Initial development and pragmatic clinical validation of a static disease severity instrument for pyoderma gangrenosum: Investigator Global Assessment for PG (IGAPg).
Michael E Jacobson, Justin W Ng, Laura Morales Leon, Jesse J Keller, Angelo V Marzano, William W Huang, Robert I Kelly, Arash Mostaghimi, Alex G Ortega-Loayza
Abstract
Open AccessBackground: Pyoderma gangrenosum (PG) is a rare neutrophilic ulcerative dermatosis with no FDA-approved therapies and limited validated outcome measures. Investigator's Global Assessments (IGAs) are widely used in dermatology but often lack objective criteria, robust validation, and comparability across studies. There remains a critical need for a PG-specific, standardized, and validated severity instrument. Methods: We developed and conducted initial validation of the Investigator Global Assessment for Pyoderma Gangrenosum (IGAPg©), a novel PG-specific IGA. An international multistakeholder panel guided development, with a core team designing the instrument based on prior research identifying key objective clinical features of PG severity.
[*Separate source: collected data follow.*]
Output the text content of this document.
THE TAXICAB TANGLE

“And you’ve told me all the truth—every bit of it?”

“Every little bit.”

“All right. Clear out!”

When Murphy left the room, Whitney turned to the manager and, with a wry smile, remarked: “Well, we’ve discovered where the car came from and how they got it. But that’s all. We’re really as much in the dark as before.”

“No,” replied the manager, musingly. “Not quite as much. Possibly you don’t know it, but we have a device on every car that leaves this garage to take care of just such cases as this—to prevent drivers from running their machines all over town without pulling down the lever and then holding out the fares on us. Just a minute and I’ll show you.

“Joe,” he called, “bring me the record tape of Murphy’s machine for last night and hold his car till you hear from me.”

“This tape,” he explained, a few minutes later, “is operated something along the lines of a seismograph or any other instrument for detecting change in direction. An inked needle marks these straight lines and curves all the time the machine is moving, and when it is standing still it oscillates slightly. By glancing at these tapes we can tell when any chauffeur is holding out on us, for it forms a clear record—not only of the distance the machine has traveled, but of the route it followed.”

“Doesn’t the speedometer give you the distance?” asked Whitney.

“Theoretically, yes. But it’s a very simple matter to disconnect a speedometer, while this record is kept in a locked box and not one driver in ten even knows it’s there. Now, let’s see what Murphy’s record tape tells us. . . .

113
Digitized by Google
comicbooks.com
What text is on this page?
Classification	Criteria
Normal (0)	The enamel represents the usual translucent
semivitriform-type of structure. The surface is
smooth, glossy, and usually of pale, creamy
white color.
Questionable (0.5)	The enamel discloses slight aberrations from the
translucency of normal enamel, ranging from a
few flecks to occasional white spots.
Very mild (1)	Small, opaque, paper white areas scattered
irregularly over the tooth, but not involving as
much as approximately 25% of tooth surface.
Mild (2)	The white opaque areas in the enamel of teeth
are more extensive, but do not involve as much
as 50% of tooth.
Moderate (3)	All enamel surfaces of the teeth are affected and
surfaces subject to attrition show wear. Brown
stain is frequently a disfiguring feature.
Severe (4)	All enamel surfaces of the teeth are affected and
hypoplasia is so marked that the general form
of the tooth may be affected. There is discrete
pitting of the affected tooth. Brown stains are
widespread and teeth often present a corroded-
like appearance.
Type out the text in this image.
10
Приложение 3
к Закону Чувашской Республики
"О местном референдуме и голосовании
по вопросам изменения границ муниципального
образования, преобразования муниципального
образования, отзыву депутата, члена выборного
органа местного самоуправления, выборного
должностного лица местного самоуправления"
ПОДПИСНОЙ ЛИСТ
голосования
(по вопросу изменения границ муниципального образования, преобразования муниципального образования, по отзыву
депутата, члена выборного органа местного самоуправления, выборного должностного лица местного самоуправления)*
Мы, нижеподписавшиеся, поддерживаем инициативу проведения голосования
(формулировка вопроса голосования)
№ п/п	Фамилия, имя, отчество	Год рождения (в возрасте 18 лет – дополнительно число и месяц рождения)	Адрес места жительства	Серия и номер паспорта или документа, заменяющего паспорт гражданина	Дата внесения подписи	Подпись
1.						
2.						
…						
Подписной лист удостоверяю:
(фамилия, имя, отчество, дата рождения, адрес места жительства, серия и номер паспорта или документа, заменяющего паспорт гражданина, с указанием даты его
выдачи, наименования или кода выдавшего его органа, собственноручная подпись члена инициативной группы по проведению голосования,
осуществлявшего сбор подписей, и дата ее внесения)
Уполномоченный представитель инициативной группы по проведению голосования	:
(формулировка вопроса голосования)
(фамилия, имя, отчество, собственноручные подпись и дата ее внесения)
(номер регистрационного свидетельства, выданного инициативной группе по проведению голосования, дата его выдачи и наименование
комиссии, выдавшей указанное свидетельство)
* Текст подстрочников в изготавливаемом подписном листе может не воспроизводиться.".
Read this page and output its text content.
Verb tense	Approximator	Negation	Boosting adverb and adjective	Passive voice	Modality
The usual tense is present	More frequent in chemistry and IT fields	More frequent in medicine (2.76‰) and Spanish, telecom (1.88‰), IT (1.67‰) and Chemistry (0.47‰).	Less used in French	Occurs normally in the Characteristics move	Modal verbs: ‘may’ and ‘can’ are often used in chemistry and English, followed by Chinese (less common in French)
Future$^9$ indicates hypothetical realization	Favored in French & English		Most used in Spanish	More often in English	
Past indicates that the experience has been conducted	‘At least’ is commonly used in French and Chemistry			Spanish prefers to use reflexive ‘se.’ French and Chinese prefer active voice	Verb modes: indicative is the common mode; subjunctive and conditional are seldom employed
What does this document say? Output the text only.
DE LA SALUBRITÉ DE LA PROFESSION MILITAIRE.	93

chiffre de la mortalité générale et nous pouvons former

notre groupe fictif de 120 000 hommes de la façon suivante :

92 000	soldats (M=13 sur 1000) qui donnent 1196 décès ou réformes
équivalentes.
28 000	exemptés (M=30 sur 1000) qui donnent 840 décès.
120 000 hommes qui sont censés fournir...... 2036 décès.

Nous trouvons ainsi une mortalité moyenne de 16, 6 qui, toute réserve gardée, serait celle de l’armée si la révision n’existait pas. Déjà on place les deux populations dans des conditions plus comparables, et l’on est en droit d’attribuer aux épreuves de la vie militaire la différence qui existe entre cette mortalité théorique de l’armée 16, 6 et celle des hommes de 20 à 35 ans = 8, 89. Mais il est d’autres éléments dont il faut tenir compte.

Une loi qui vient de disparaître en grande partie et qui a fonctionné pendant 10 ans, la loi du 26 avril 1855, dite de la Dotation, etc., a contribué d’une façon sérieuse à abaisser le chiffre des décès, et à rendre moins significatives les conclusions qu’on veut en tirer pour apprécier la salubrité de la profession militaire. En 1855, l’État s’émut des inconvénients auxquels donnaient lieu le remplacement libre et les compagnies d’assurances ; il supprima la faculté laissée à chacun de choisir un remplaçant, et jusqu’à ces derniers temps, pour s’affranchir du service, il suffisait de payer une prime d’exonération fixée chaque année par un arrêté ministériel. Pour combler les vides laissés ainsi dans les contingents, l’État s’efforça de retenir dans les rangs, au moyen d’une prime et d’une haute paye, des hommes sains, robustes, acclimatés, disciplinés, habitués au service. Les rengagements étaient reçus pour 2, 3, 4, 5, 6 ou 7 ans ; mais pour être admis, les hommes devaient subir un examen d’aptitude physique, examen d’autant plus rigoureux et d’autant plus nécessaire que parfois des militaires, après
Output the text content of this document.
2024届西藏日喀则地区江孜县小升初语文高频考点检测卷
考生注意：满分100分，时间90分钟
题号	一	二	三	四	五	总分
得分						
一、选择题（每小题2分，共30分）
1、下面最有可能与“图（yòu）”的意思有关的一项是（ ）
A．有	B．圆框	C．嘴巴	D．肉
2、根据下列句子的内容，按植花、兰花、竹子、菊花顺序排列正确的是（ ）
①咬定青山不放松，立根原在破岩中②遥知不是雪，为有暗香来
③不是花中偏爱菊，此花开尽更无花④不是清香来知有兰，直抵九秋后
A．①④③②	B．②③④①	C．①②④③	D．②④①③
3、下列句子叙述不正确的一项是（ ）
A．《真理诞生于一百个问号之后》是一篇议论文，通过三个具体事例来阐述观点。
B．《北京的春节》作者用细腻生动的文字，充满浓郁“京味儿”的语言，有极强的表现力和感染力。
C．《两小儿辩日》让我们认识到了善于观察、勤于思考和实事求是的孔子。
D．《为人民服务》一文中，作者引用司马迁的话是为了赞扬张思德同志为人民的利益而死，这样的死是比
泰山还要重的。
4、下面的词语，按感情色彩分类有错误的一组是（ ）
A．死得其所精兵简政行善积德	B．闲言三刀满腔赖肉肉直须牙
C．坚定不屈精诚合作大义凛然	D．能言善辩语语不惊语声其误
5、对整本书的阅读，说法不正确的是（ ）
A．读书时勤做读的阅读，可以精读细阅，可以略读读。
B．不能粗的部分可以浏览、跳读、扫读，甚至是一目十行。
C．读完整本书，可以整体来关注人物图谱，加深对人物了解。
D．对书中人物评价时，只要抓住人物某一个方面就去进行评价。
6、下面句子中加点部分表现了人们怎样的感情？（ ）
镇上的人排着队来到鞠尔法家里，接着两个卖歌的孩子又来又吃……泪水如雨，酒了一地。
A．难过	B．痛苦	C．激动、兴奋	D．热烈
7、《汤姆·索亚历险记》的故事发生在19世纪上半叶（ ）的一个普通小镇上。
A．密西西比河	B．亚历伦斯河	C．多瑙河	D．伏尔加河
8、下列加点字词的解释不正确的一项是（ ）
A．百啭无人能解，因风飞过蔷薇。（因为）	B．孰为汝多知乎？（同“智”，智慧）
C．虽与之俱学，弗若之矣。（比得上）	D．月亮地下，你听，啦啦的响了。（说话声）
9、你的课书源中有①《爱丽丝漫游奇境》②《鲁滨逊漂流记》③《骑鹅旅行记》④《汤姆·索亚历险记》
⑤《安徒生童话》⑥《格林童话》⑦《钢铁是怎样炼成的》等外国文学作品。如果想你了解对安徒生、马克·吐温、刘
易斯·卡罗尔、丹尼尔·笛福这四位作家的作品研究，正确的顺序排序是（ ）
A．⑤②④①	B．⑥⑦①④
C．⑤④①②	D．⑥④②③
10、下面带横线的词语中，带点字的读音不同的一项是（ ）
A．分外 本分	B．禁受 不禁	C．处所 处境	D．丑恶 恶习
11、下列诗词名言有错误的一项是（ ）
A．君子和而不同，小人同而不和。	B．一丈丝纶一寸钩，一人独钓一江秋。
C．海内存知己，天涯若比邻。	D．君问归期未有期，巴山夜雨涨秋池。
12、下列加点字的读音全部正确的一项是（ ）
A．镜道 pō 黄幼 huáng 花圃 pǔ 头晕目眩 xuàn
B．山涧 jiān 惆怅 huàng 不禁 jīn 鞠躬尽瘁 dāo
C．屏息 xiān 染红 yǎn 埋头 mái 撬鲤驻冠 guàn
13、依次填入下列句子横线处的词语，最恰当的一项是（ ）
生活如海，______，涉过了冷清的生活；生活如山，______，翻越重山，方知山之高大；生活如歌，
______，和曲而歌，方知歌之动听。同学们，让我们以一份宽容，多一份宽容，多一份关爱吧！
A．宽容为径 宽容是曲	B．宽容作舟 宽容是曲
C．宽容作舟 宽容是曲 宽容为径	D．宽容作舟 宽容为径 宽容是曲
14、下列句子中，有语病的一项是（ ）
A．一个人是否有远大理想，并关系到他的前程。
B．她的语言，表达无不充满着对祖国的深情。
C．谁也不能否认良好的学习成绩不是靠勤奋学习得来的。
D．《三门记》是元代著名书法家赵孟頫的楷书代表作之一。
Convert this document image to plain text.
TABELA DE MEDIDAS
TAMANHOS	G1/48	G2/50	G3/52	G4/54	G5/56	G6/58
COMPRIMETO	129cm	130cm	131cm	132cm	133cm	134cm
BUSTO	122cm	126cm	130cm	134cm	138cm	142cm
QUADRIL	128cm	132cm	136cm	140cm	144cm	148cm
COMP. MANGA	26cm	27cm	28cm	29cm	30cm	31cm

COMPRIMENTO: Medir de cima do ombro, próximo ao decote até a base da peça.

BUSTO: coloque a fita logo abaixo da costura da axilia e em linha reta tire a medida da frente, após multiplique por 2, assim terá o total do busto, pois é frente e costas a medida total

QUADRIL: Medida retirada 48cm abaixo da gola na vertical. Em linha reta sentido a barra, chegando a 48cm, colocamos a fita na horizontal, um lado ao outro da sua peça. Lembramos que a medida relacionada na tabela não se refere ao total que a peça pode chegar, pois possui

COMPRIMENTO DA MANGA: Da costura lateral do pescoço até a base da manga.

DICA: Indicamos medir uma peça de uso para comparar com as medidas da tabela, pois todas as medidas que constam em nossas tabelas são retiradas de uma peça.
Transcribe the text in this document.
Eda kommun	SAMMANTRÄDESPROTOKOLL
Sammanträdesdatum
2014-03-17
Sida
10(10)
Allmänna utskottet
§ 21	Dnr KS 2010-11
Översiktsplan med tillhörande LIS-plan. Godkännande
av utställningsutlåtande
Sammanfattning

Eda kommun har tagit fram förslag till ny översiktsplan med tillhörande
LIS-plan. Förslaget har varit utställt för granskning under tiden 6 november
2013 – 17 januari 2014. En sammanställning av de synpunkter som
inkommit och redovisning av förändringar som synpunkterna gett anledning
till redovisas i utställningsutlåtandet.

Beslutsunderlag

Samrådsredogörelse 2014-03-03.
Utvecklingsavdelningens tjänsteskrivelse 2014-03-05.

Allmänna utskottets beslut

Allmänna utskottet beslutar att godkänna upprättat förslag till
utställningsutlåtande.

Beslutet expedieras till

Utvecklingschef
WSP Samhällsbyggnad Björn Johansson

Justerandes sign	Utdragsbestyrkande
The IGAPg© incorporates ulcer depth, drainage, discoloration, and undermining, with ulcer location and extent used to resolve indeterminate cases. Standardized rater training materials were created. Construct validity was assessed in 36 patients evaluated by an expert PG clinician, with correlations to Patient Global Assessment (PGA), Skindex-Mini, and numeric rating scales (NRS) for 24-hour and 7-day pain. Inter-rater reliability was evaluated in a subset of 26 patients assessed independently by five raters using a two-way random-effects intraclass correlation coefficient (ICC [2,1]) within a linear mixed-effects model. Result: IGAPg© scores demonstrated strong correlation with PGA when assessed by an expert PG dermatologist (Pearson's r = 0.73) and when averaged across all raters (r = 0.69). Moderate correlations were observed with Skindex-Mini (r = 0.49), 24-hour pain NRS (r = 0.48), and 7-day pain NRS (r = 0.52), consistent with differing constructs measured. Inter-rater reliability was high (ICC = 0.76). Raters reported the instrument to be comprehensive, comprehensible, and efficient to administer. Reliability and construct validity metrics are summarized in Table 1. Conclusions: Despite limitations including modest sample size and rater homogeneity, the IGAPg© demonstrated strong construct validity and high inter-rater reliability. Designed for dermatologists and trainees familiar with PG morphology, the IGAPg© represents a promising PG-specific outcome measure for clinical research and therapeutic trials. Future work will focus on refining training materials and expanding validation with structured patient-investigator engagement.